Multiscale Mutation Hotspots
We have developed a novel information theory based multi-scale clustering algorithm for identifying variable length mutational hotspots within cancer genes. We ran our algorithm on the combined mutation data from 23 tumor types from The Cancer Genome Atlas (TCGA). We found a diverse set of clusters with wide variability in size and mutation count. Additionally we integrated our mutation clusters with gene expression data from TCGA to associate clusters with global changes in gene expression and specific molecular pathways. Our findings allow us to identify mutation clusters which are associated changes in gene expression phenotype. Additionally we have used our pathway association analysis to identify multiple clusters within individual genes which have differential associations: specifically PTEN, FUBP1, and BRCA These cases may be indicative of differential functional consequences to genetic mutations within different regions of the same gene. Original data tables are available here.
1) 549 genes with a total of 33507 pan-cancer mutations are run through our multiscale clustering algorithm resulting in 1255 clusters. 2) Clusters are assigned to 4471 tumors samples across 23 tumor types creating a binary feature matrix. A tumor is said to be positive for a cluster if there is any non-synonymous mutation in the tumor and the cluster. 4) The binary feature matrices are statistically compared to 2194 gene expression features separately for each cancer type using the Kruskal-Wallis Test. 5) The pairwise P-values from the Kruskal-Wallis tests are combined globally and on the pathway level using the Empirical Brown’s Method across 172 Pathways. This resulted in 546810 association p-values.

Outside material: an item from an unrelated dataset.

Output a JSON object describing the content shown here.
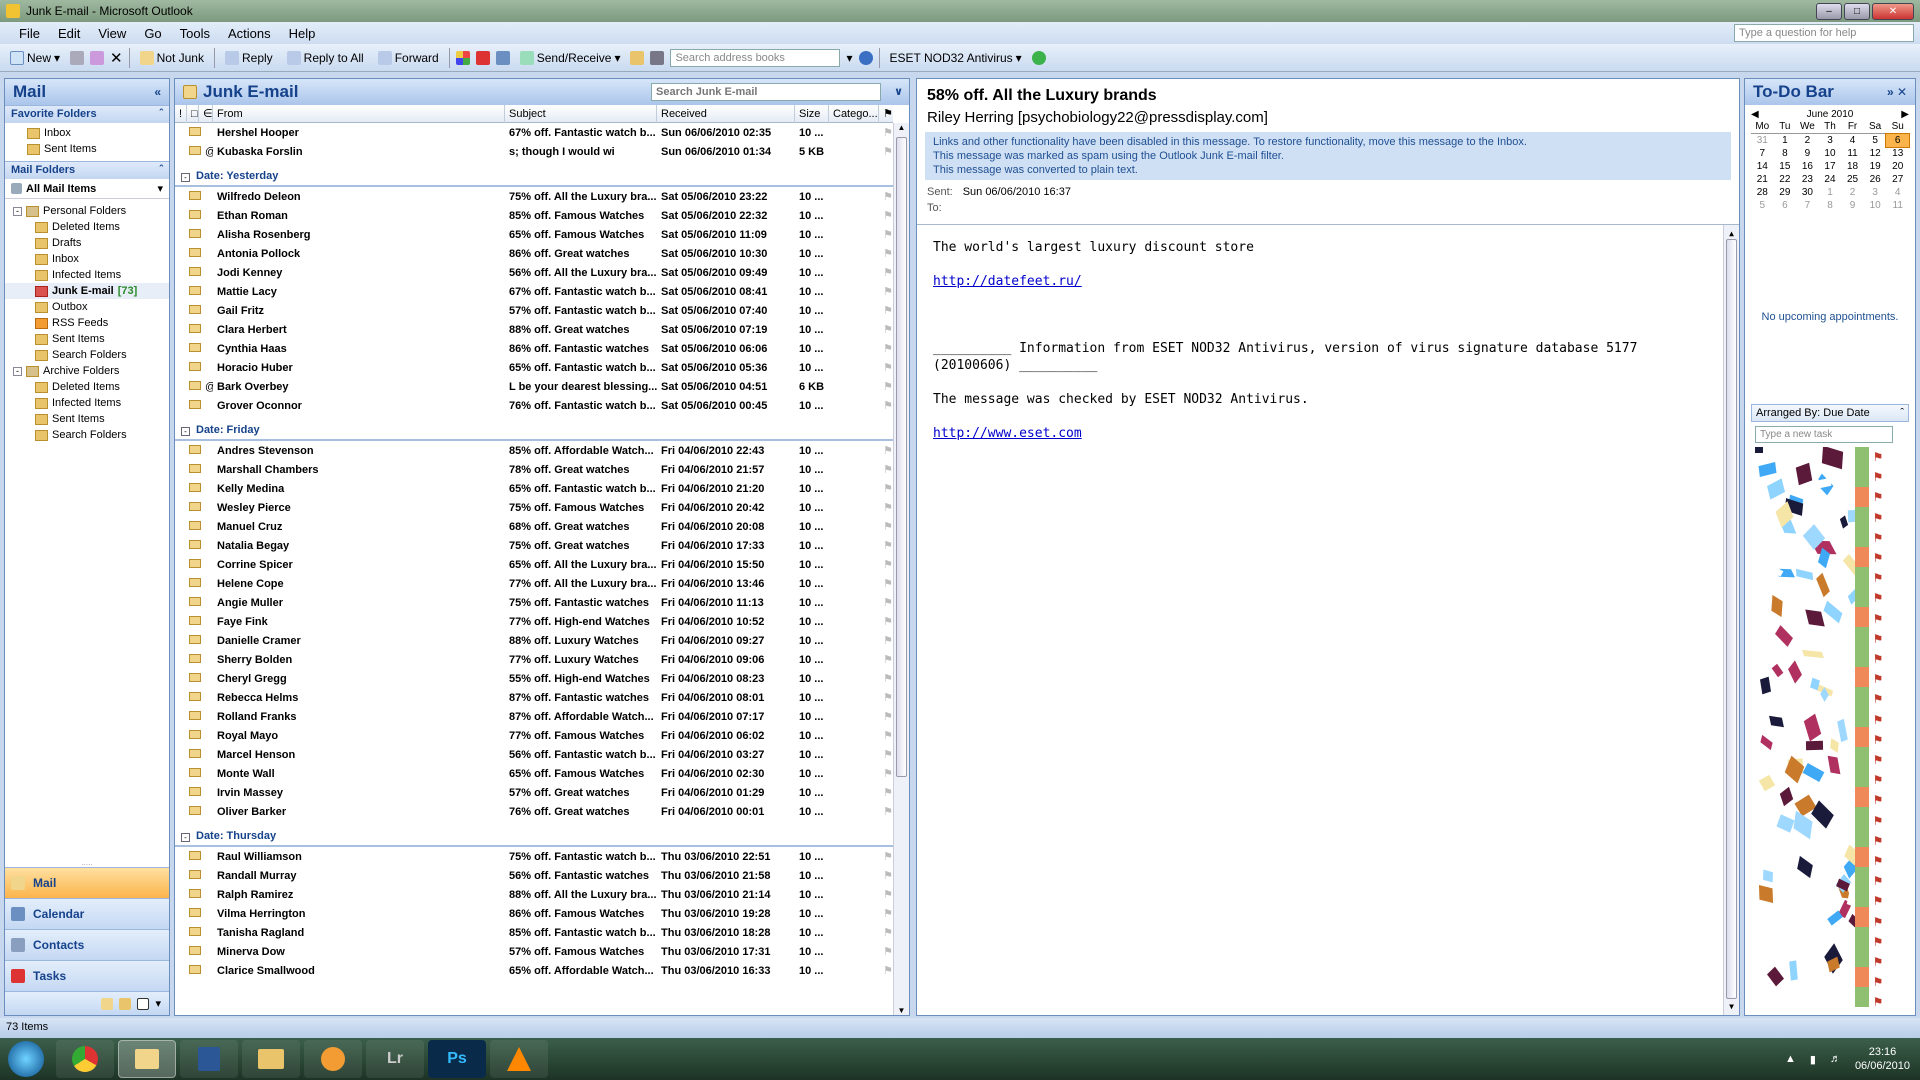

Our algorithm identifies mutation clusters at multiple scales. Each scale represents different sized genetic features. First, our algorithm converts TCGA mutation calls from all 23 cancers into multiple continuous probability density functions (A). This smoothing is done using a kernel density estimate (KDE) with a Gaussian kernel at 28 different bandwidths between 2 and 450 (amino acids units). Each bandwidth represents a different length scale of amino acid features ranging from single amino acids to entire protein domains (B). These KDEs are each used to seed a multivariate mixture model consisting of n Gaussians and 1 uniform distribution, where n is the number of local maxima in a given KDE. The noise weight is initially estimated by the fraction of silent mutations in the gene. The mean of each Gaussian is initially estimated by the locations of a local maxima of the KDE. The standard deviation of each Guassian is estimated by the distance between the two adjacent local minima around a given maxima. Finally, the weight of each Gaussian in the mixture model is estimated by the density at the local maxima minus one-nth of the noise weight. An expectation maximization algorithm then optimizes the mixture model ( C blue bars). This process results in a set of clusters for each scale.